Berliana Kimberly bukan nama baru dalam lanskap sastra Indonesia kontemporer, namun pendekatannya dalam Laut Tengah menandai pergeseran estetika sekaligus keberanian tematik. Ia dikenal dengan karya-karya yang memadukan refleksi personal dan sosial dengan bahasa yang lirih namun tajam. Berliana bukan hanya pengarang yang menulis dari ruang privat, tetapi juga pengamat spiritualitas modern, seorang penulis yang tidak serta merta menawarkan jawaban, melainkan mempertanyakan ulang lanskap keimanan, luka, dan harapan dengan bahasa sastra yang subtil.
Laut sebagai Ruang Simbolik Trauma Kolektif.
Dalam konstruksi simboliknya, laut dalam Laut Tengah tidak sekadar menjadi latar visual atau elemen atmosferik. Ia adalah metafora yang menghidupi seluruh perjalanan batin tokoh-tokohnya. Berliana menjadikan laut sebagai lambang trauma kolektif ruang tempat luka-luka personal dan sosial ditenggelamkan sekaligus dikabarkan. Karakter Haia, misalnya, tidak sendirian dalam penderitaannya. Orang-orang di sekelilingnya juga mengarungi kesedihan dan keterputusan, seolah-olah mereka semua hanyalah perahu kecil yang tersesat di perairan luas. Dengan demikian, novel ini mengaburkan batas antara duka individu dan penderitaan bersama; laut menjadi ruang eksistensial yang menyatukan mereka dalam diam.
Iman yang Tidak Lurus Fragmented Faith.
Berbeda dari kecenderungan narasi religius konvensional yang menekankan transformasi spiritual sebagai proses yang lurus dan terang, Laut Tengah menghadirkan konsep "fragmented faith" keimanan yang muncul dari retakan, bukan dari kepastian. Haia tidak tiba-tiba tercerahkan pasca mengalami tragedi. Ia memberontak, mempertanyakan Tuhan, dan menolak untuk langsung "sembuh" secara instan. Inilah salah satu kekuatan esensial novel ini, kejujuran dalam menggambarkan perjalanan batin manusia yang berliku, lambat, dan kadang bertolak belakang dengan ajaran yang ia yakini.

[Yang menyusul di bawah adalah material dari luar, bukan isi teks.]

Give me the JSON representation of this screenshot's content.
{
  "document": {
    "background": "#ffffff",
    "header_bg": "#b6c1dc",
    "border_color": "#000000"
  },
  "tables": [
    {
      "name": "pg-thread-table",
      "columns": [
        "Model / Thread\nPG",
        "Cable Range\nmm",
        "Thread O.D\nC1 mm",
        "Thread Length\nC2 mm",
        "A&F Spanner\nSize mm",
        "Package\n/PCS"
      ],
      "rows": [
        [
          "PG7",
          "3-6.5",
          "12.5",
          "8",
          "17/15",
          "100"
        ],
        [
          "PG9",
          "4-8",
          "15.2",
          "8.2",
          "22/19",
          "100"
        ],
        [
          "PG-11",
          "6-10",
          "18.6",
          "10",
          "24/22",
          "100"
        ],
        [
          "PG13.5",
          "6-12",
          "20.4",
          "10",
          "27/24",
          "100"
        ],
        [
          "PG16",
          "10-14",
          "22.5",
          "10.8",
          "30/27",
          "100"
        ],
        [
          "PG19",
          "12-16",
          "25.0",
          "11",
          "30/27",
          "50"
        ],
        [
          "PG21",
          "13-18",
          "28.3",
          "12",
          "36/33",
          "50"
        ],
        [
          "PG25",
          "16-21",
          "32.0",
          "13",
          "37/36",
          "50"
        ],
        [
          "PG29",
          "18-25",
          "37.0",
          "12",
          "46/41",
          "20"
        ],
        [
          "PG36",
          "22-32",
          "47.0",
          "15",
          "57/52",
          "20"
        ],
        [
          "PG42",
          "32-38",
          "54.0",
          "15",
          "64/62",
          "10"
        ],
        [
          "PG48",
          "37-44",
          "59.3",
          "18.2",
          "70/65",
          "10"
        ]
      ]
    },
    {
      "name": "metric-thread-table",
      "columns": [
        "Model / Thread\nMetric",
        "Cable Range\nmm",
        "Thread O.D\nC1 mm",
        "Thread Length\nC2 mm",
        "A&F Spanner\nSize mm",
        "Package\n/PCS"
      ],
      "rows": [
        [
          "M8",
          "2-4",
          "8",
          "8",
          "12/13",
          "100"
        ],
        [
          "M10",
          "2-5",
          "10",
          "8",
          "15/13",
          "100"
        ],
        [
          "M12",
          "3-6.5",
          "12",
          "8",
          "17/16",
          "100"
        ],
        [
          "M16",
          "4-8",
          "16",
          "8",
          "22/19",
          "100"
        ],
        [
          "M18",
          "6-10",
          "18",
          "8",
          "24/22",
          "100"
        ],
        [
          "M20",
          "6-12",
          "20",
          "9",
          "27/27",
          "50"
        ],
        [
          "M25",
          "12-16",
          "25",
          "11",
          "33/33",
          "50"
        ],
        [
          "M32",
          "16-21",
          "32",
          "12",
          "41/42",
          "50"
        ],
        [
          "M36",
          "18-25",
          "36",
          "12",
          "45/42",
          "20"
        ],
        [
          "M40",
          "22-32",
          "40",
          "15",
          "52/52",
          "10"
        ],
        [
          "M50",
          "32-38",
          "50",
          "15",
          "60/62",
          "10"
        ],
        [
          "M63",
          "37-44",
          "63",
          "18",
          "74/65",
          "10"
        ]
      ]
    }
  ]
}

Berliana menolak menyederhanakan pengalaman spiritual sebagai produk akhir dari tragedi. Sebaliknya, ia memperlihatkan bahwa krisis iman bisa menjadi bagian utuh dari religiositas itu sendiri. Dalam konteks ini, novel Laut Tengah memiliki posisi penting dalam wacana sastra Islam kontemporer karena memberi ruang bagi keraguan dan luka tanpa langsung menutupnya dengan kepastian atau dogma.
Absennya Tokoh Penolong Dekonstruksi Narasi Maskulin Religius.Â
Yang juga menarik, novel ini secara sadar meniadakan figur laki-laki ideal yang biasanya hadir sebagai "penyelamat" perempuan dalam banyak karya sejenis. Dalam Laut Tengah, tokoh pria bukanlah pusat solusi. Justru sebaliknya, mereka kerap menjadi katalis luka dan kebimbangan. Ini menjadi bentuk dekonstruksi terhadap trop "prince charming religius" sebuah figur yang kerap hadir dalam literatur populer untuk memberikan rasa aman atau arah moral. Dengan menjadikan perempuan sebagai aktor utama dari penyembuhan dirinya sendiri, Berliana menghadirkan narasi yang lebih memberdayakan. Haia tidak menemukan jawaban dari pria religius yang datang menuntunnya, tapi dari pertemuan-pertemuan kecil yang sunyi, dari waktu yang bergulir, dan dari suara hatinya sendiri.
Bahasa Sunyi dan Narasi yang Mengendap.Â
Dari segi estetik, kekuatan prosa Berliana terletak pada keheningan. Ia tidak berusaha mendramatisasi dialog, melainkan membiarkan suasana berbicara melalui kalimat-kalimat pendek yang reflektif. Banyak bagian novel ini terasa seperti fragmen puisi atau bisikan batin yang lirih namun mengiris. Gaya ini membuat pembaca bukan hanya menyimak cerita, melainkan ikut hanyut dalam lanskap emosi yang tak sepenuhnya bisa didefinisikan. Dengan pilihan diksi yang minim namun padat makna, novel ini berhasil menciptakan semacam atmosfer "ruang dalam" di mana kata-kata tidak dipakai untuk menjelaskan, tapi untuk merasakan. Ini adalah kekuatan khas sastra yang mengandalkan resonansi ketimbang informasi.